After the tests were over I had the pleasure of turning a sickly yellow, from the dye injected for the photographs and produced a nuclear wee for a couple of days but thankfully no other side effects.

I am now waiting to hear from the hospital but the high BP got me thinking about our lifestyle because it was too high to be just white coat syndrome.

During the last six months we have consumed alcohol almost everyday. Discussions on having alcohol free days hardly ever happened partly because some meals just have to be accompanied by a fine glass or two of wine and there was and still is, the inevitable boredom of life in general these days. Then there are the pre-dinner aperitifs which at times were almost post luncheon drinks on really bad weather days, beer for the LSO and sherry or gin and tonic for me. Sometimes if we haven’t had wine with the meal a measure of single malt whisky will be poured as a nightcap, of course.

This all led me to looking at units of alcohol and assessing what we actually are consuming on a regular daily basis. OMG, just too much, no wonder my blood pressure is so high.

So changes are afoot, two alcohol free days a week is the aim and a reduction in the amount we drink during the other five days. Can we do it? It’s simple really, we must do it, if we want to be healthy and maintain a good quality of life.

Watch this space, I might benefit from some weight loss too!

Life in a vacuum.

I actually feel that I can’t breathe properly at the moment.

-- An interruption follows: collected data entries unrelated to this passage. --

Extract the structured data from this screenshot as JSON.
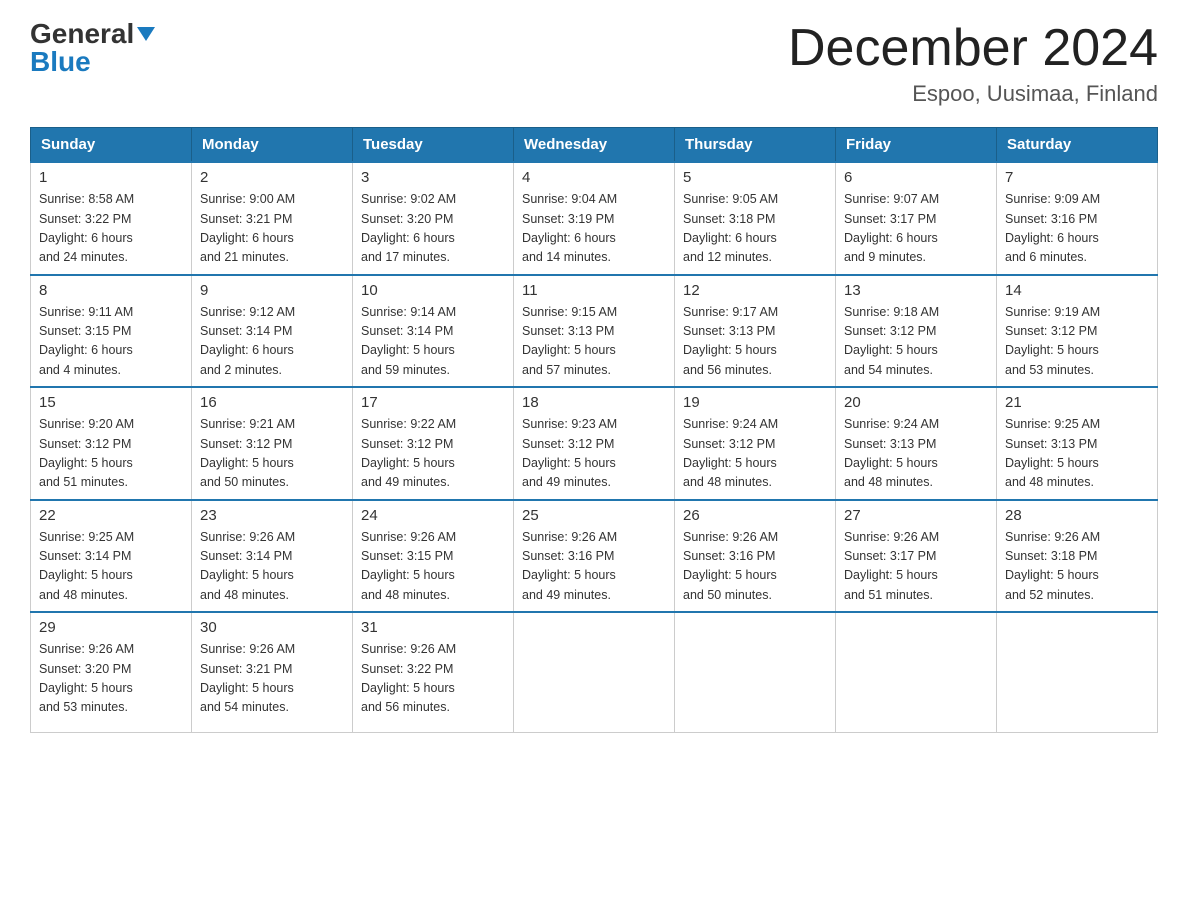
{
  "logo": {
    "general": "General",
    "blue": "Blue",
    "triangle": "▼"
  },
  "title": "December 2024",
  "subtitle": "Espoo, Uusimaa, Finland",
  "headers": [
    "Sunday",
    "Monday",
    "Tuesday",
    "Wednesday",
    "Thursday",
    "Friday",
    "Saturday"
  ],
  "weeks": [
    [
      {
        "day": "1",
        "info": "Sunrise: 8:58 AM\nSunset: 3:22 PM\nDaylight: 6 hours\nand 24 minutes."
      },
      {
        "day": "2",
        "info": "Sunrise: 9:00 AM\nSunset: 3:21 PM\nDaylight: 6 hours\nand 21 minutes."
      },
      {
        "day": "3",
        "info": "Sunrise: 9:02 AM\nSunset: 3:20 PM\nDaylight: 6 hours\nand 17 minutes."
      },
      {
        "day": "4",
        "info": "Sunrise: 9:04 AM\nSunset: 3:19 PM\nDaylight: 6 hours\nand 14 minutes."
      },
      {
        "day": "5",
        "info": "Sunrise: 9:05 AM\nSunset: 3:18 PM\nDaylight: 6 hours\nand 12 minutes."
      },
      {
        "day": "6",
        "info": "Sunrise: 9:07 AM\nSunset: 3:17 PM\nDaylight: 6 hours\nand 9 minutes."
      },
      {
        "day": "7",
        "info": "Sunrise: 9:09 AM\nSunset: 3:16 PM\nDaylight: 6 hours\nand 6 minutes."
      }
    ],
    [
      {
        "day": "8",
        "info": "Sunrise: 9:11 AM\nSunset: 3:15 PM\nDaylight: 6 hours\nand 4 minutes."
      },
      {
        "day": "9",
        "info": "Sunrise: 9:12 AM\nSunset: 3:14 PM\nDaylight: 6 hours\nand 2 minutes."
      },
      {
        "day": "10",
        "info": "Sunrise: 9:14 AM\nSunset: 3:14 PM\nDaylight: 5 hours\nand 59 minutes."
      },
      {
        "day": "11",
        "info": "Sunrise: 9:15 AM\nSunset: 3:13 PM\nDaylight: 5 hours\nand 57 minutes."
      },
      {
        "day": "12",
        "info": "Sunrise: 9:17 AM\nSunset: 3:13 PM\nDaylight: 5 hours\nand 56 minutes."
      },
      {
        "day": "13",
        "info": "Sunrise: 9:18 AM\nSunset: 3:12 PM\nDaylight: 5 hours\nand 54 minutes."
      },
      {
        "day": "14",
        "info": "Sunrise: 9:19 AM\nSunset: 3:12 PM\nDaylight: 5 hours\nand 53 minutes."
      }
    ],
    [
      {
        "day": "15",
        "info": "Sunrise: 9:20 AM\nSunset: 3:12 PM\nDaylight: 5 hours\nand 51 minutes."
      },
      {
        "day": "16",
        "info": "Sunrise: 9:21 AM\nSunset: 3:12 PM\nDaylight: 5 hours\nand 50 minutes."
      },
      {
        "day": "17",
        "info": "Sunrise: 9:22 AM\nSunset: 3:12 PM\nDaylight: 5 hours\nand 49 minutes."
      },
      {
        "day": "18",
        "info": "Sunrise: 9:23 AM\nSunset: 3:12 PM\nDaylight: 5 hours\nand 49 minutes."
      },
      {
        "day": "19",
        "info": "Sunrise: 9:24 AM\nSunset: 3:12 PM\nDaylight: 5 hours\nand 48 minutes."
      },
      {
        "day": "20",
        "info": "Sunrise: 9:24 AM\nSunset: 3:13 PM\nDaylight: 5 hours\nand 48 minutes."
      },
      {
        "day": "21",
        "info": "Sunrise: 9:25 AM\nSunset: 3:13 PM\nDaylight: 5 hours\nand 48 minutes."
      }
    ],
    [
      {
        "day": "22",
        "info": "Sunrise: 9:25 AM\nSunset: 3:14 PM\nDaylight: 5 hours\nand 48 minutes."
      },
      {
        "day": "23",
        "info": "Sunrise: 9:26 AM\nSunset: 3:14 PM\nDaylight: 5 hours\nand 48 minutes."
      },
      {
        "day": "24",
        "info": "Sunrise: 9:26 AM\nSunset: 3:15 PM\nDaylight: 5 hours\nand 48 minutes."
      },
      {
        "day": "25",
        "info": "Sunrise: 9:26 AM\nSunset: 3:16 PM\nDaylight: 5 hours\nand 49 minutes."
      },
      {
        "day": "26",
        "info": "Sunrise: 9:26 AM\nSunset: 3:16 PM\nDaylight: 5 hours\nand 50 minutes."
      },
      {
        "day": "27",
        "info": "Sunrise: 9:26 AM\nSunset: 3:17 PM\nDaylight: 5 hours\nand 51 minutes."
      },
      {
        "day": "28",
        "info": "Sunrise: 9:26 AM\nSunset: 3:18 PM\nDaylight: 5 hours\nand 52 minutes."
      }
    ],
    [
      {
        "day": "29",
        "info": "Sunrise: 9:26 AM\nSunset: 3:20 PM\nDaylight: 5 hours\nand 53 minutes."
      },
      {
        "day": "30",
        "info": "Sunrise: 9:26 AM\nSunset: 3:21 PM\nDaylight: 5 hours\nand 54 minutes."
      },
      {
        "day": "31",
        "info": "Sunrise: 9:26 AM\nSunset: 3:22 PM\nDaylight: 5 hours\nand 56 minutes."
      },
      {
        "day": "",
        "info": ""
      },
      {
        "day": "",
        "info": ""
      },
      {
        "day": "",
        "info": ""
      },
      {
        "day": "",
        "info": ""
      }
    ]
  ]
}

I am in a state of confusion. Why? Well the ‘why’ is because I just have too many grey areas of ‘ifs’ and ‘buts’ surrounding me.

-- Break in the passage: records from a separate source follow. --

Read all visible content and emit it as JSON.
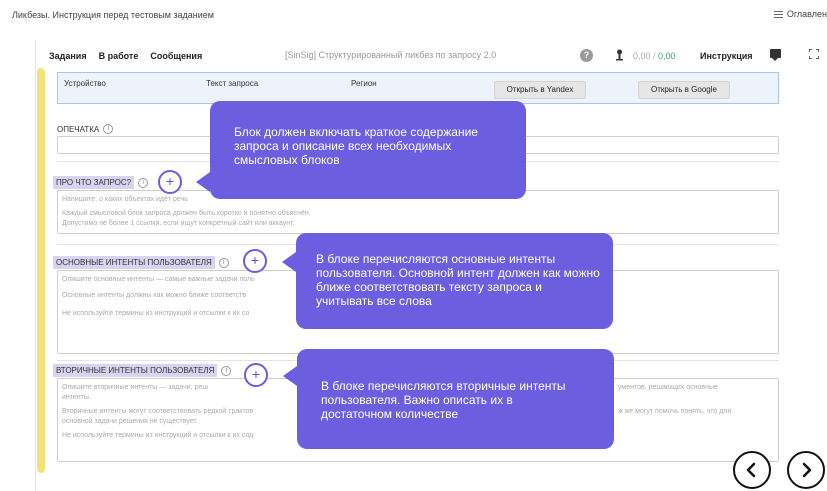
{
  "page": {
    "title": "Ликбезы. Инструкция перед тестовым заданием",
    "toc_label": "Оглавлен"
  },
  "toolbar": {
    "tabs": [
      "Задания",
      "В работе",
      "Сообщения"
    ],
    "center_title": "[SinSig] Структурированный ликбез по запросу 2.0",
    "help_icon_glyph": "?",
    "money_value": "0,00",
    "money_sep": " / ",
    "money_green": "0,00",
    "instruction_label": "Инструкция",
    "icons": [
      "help-icon",
      "money-icon",
      "chat-icon",
      "expand-icon"
    ]
  },
  "device_panel": {
    "device_label": "Устройство",
    "query_label": "Текст запроса",
    "region_label": "Регион",
    "yandex_button": "Открыть в Yandex",
    "google_button": "Открыть в Google"
  },
  "sections": {
    "typo": {
      "label": "ОПЕЧАТКА"
    },
    "about": {
      "label": "ПРО ЧТО ЗАПРОС?",
      "placeholder_1": "Напишите, о каких объектах идёт речь",
      "placeholder_2": "Каждый смысловой блок запроса должен быть коротко и понятно объяснён.",
      "placeholder_3": "Допустимо не более 1 ссылки, если ищут конкретный сайт или аккаунт."
    },
    "main_intents": {
      "label": "ОСНОВНЫЕ ИНТЕНТЫ ПОЛЬЗОВАТЕЛЯ",
      "placeholder_1": "Опишите основные интенты — самые важные задачи поль",
      "placeholder_2": "Основные интенты должны как можно ближе соответств",
      "placeholder_3": "Не используйте термины из инструкций и отсылки к их со"
    },
    "secondary_intents": {
      "label": "ВТОРИЧНЫЕ ИНТЕНТЫ ПОЛЬЗОВАТЕЛЯ",
      "placeholder_1a": "Опишите вторичные интенты — задачи, реш",
      "placeholder_1b": "ументов, решающих основные",
      "placeholder_1c": "интенты.",
      "placeholder_2a": "Вторичные интенты могут соответствовать редкой трактов",
      "placeholder_2b": "ж же могут помочь понять, что для",
      "placeholder_2c": "основной задачи решения не существует.",
      "placeholder_3": "Не используйте термины из инструкций и отсылки к их сод"
    }
  },
  "hints": {
    "hint_1": "Блок должен включать краткое содержание запроса и описание всех необходимых смысловых блоков",
    "hint_2": "В блоке перечисляются основные интенты пользователя. Основной интент должен как можно ближе соответствовать тексту запроса и учитывать все слова",
    "hint_3": "В блоке перечисляются вторичные интенты пользователя. Важно описать их в достаточном количестве",
    "plus_glyph": "+"
  },
  "navigation": {
    "icons": [
      "chevron-left-icon",
      "chevron-right-icon"
    ]
  },
  "colors": {
    "accent": "#6b5fe0",
    "tag_bg": "#d8d3f0",
    "highlight_bar": "#f3e27a",
    "panel_bg": "#edf3fb",
    "panel_border": "#a9c4e6",
    "money_green": "#3aa66a"
  }
}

First there is the coronavirus which has created a vacuum for most people, social distancing, mask wearing and the problems of going out. On it’s own, not so much of a problem that can’t be overcome but then I come to the AP and everything changes.

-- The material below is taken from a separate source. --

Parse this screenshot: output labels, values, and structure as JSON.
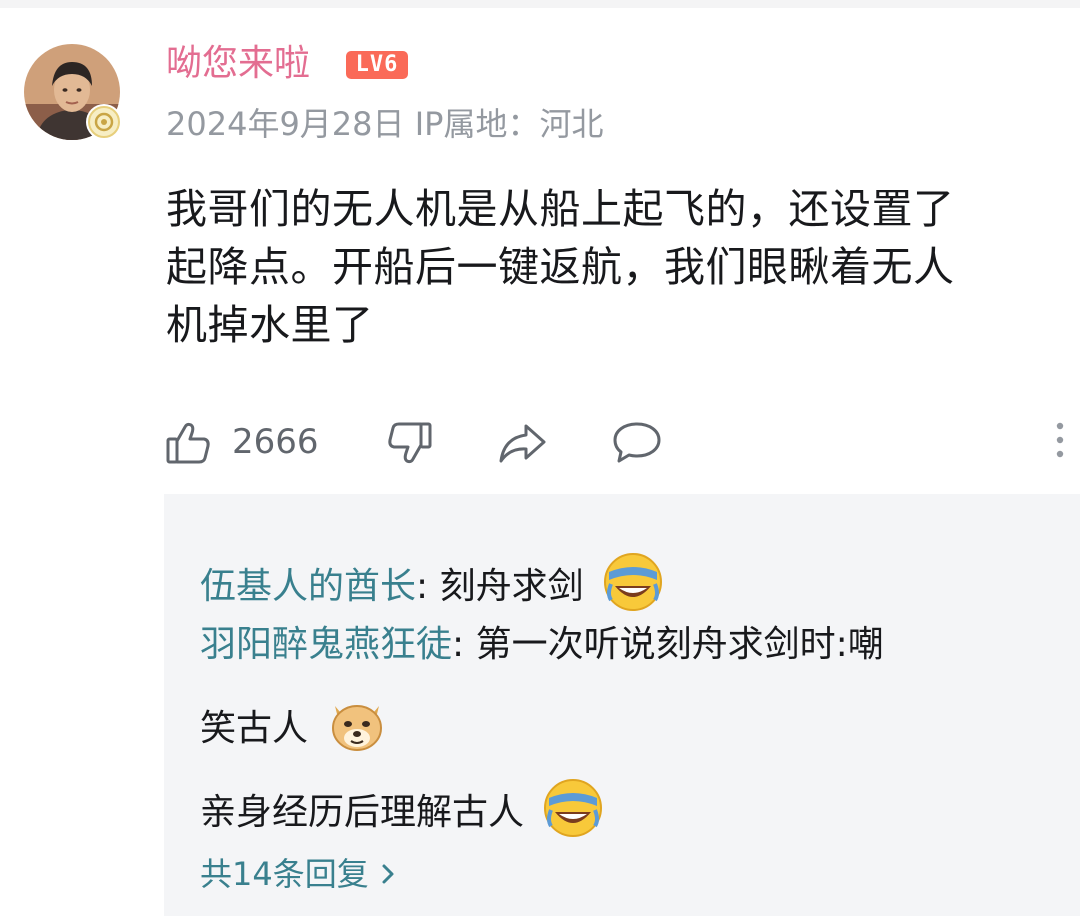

The home she is in is expensive and because of her total assets she has to be self-funding and her immediate savings are dwindling at a rate of knots despite her pensions going in every month. Although she is 102 years old, frail and definitely dotty she doesn’t fit into any nice little niche for claiming extra money so I am having to contact the County Council for assistance.

The government, in March, instructed all landlords and letting agents to leave tenants in their properties until September even if the tenancy has run out which the AP’s has. The rest of the AP’s care home funding is to come from the sale of her property but even if the rule is lifted in September the tenant has to be given three months notice. Who wants to move over Christmas, heaven only knows when the house can be sold?

In the meanwhile I wait, wait for the Council to come back to me for further details, then I wait, hopefully to hear they will help whilst also waiting to see if the embargo on landlords is lifted, it’s just the uncertainty of it all and it is all so very, very frustrating. When I spoke to the AP on the phone yesterday she came out with the startling revelation that she thought her care in the home was free, that the NHS were paying.

I wish! For over five years we looked after the AP with absolutely no help, in this country there is no place to go, no help given unless you are on the poverty line. It doesn’t matter that you have worked all your life, paid all your taxes, didn’t block beds in the NHS; but is there any recognition of this? No, not a thing, you just go on paying and people like the LSO and myself have to disappear down rabbit holes trying to sort everything out. Now just to put a lid on everything I am being made, by the government, to feel even more uncomfortable because I am overweight and all this just creates an even bigger vacuum. It will take me many, many months in an ideal situation to lose weight but this is not an ideal situation I find myself in.

Did I hear the LSO getting out the wine glasses…..that’ll be a large one for me please!